Mention the word "exercise," and you're likely to hear groans. It's one of those "shoulds" people know is important to health, yet just one in three American adults exercises regularly.

Aversion to the "e" word is so strong that many health professionals now substitute more acceptable terminology such as "physical activity" or "movement."

Yet beyond the semantics and the easy excuses ("no time," "too tired") are often some deep psychological issues, says registered dietitian Francie White, a Santa Ynez, Calif., expert on eating and body image problems.

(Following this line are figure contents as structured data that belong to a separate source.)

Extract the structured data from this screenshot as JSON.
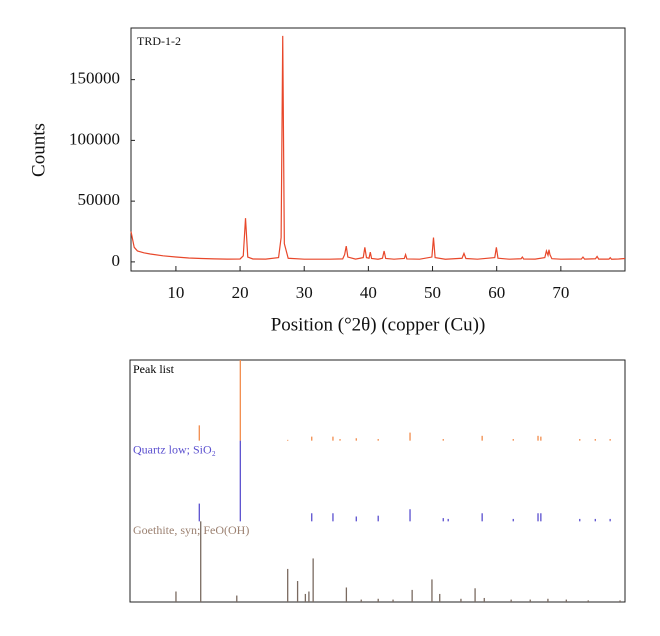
{
  "chart_data": [
    {
      "type": "line",
      "annotation": "TRD-1-2",
      "x_label": "Position (°2θ) (copper (Cu))",
      "y_label": "Counts",
      "xlim": [
        3,
        80
      ],
      "ylim": [
        -7500,
        192500
      ],
      "xticks": [
        10,
        20,
        30,
        40,
        50,
        60,
        70
      ],
      "yticks": [
        0,
        50000,
        100000,
        150000
      ],
      "color": "#e8472a",
      "x": [
        3,
        3.5,
        4,
        5,
        6,
        8,
        10,
        12,
        14,
        16,
        18,
        20,
        20.5,
        20.85,
        21.2,
        22,
        24,
        26,
        26.4,
        26.65,
        26.9,
        27.5,
        30,
        34,
        36,
        36.3,
        36.55,
        36.8,
        38,
        39.2,
        39.45,
        39.7,
        40.1,
        40.3,
        40.5,
        41.5,
        42.2,
        42.45,
        42.7,
        44,
        45.6,
        45.8,
        46,
        48,
        49.9,
        50.15,
        50.4,
        52,
        54.6,
        54.9,
        55.2,
        57,
        59.7,
        59.95,
        60.2,
        62,
        63.8,
        64,
        64.2,
        66,
        67.5,
        67.75,
        68,
        68.15,
        68.3,
        68.6,
        70,
        73.2,
        73.45,
        73.7,
        75.4,
        75.65,
        75.9,
        77.5,
        77.7,
        77.9,
        79,
        80
      ],
      "values": [
        25000,
        12000,
        9000,
        7500,
        6500,
        5000,
        4000,
        3200,
        2800,
        2500,
        2300,
        2400,
        5000,
        36000,
        4000,
        2400,
        2300,
        3500,
        20000,
        186000,
        15000,
        3000,
        2200,
        2200,
        2500,
        6000,
        13000,
        4000,
        2300,
        3500,
        12000,
        3500,
        3000,
        8000,
        2800,
        2200,
        3000,
        9000,
        2800,
        2200,
        2800,
        6000,
        2400,
        2200,
        4000,
        20000,
        3500,
        2200,
        3000,
        7000,
        2800,
        2200,
        3500,
        12000,
        3000,
        2200,
        2600,
        4000,
        2400,
        2300,
        3500,
        9000,
        5500,
        10000,
        6000,
        2600,
        2200,
        2400,
        4000,
        2300,
        2600,
        4500,
        2300,
        2300,
        3500,
        2200,
        2400,
        2800
      ]
    },
    {
      "type": "stick",
      "xlim": [
        11,
        81
      ],
      "ylim": [
        0,
        100
      ],
      "series": [
        {
          "name": "Peak list",
          "color": "#f28c4c",
          "label_color": "#000000",
          "x": [
            20.8,
            26.6,
            33.3,
            36.7,
            39.7,
            40.7,
            43.0,
            46.1,
            50.6,
            55.3,
            60.8,
            65.2,
            68.7,
            69.1,
            74.6,
            76.8,
            78.9
          ],
          "values": [
            19,
            100,
            1,
            5,
            5,
            2,
            3,
            2,
            10,
            2,
            6,
            2,
            6,
            5,
            2,
            2,
            2
          ]
        },
        {
          "name": "Quartz low; SiO₂",
          "color": "#5a4fcf",
          "label_color": "#5a4fcf",
          "x": [
            20.8,
            26.6,
            36.7,
            39.7,
            43.0,
            46.1,
            50.6,
            55.3,
            56.0,
            60.8,
            65.2,
            68.7,
            69.1,
            74.6,
            76.8,
            78.9
          ],
          "values": [
            22,
            100,
            10,
            10,
            6,
            7,
            15,
            4,
            3,
            10,
            3,
            10,
            10,
            3,
            3,
            3
          ]
        },
        {
          "name": "Goethite, syn; FeO(OH)",
          "color": "#7a6a60",
          "label_color": "#9b8070",
          "x": [
            17.5,
            21.0,
            26.1,
            33.3,
            34.7,
            35.8,
            36.3,
            36.9,
            41.6,
            43.7,
            46.1,
            48.2,
            50.9,
            53.7,
            54.8,
            57.8,
            59.8,
            61.1,
            64.9,
            67.6,
            70.1,
            72.7,
            75.8,
            80.3
          ],
          "values": [
            13,
            100,
            8,
            41,
            26,
            10,
            13,
            54,
            18,
            3,
            4,
            3,
            15,
            28,
            10,
            4,
            17,
            5,
            3,
            3,
            4,
            3,
            2,
            2
          ]
        }
      ]
    }
  ]
}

"Eating behaviors often have an emotional component, and exercise patterns can, too," White says. "In counseling women with overeating disorders I've found that many do not simply neglect to exercise, they actively resist it."

Blocking It Out
White has coined the term "exercise resistance" to identify what she calls "a conscious or unconscious block against becoming regularly physically active." In an article for the journal Women's Health Issues, she describes two general patterns:

  • Unconscious resistance -- where someone sets exercise goals, starts a program, then sabotages it and quits.
  • Active refusal -- where someone experiences anger, despair or feelings of futility when exercise is recommended.

"Just as eating disorders vary from starvation on one end of the spectrum to compulsive overeating on the other," she writes, "so, too, do exercise patterns range from exercise dependence to exercise resistance."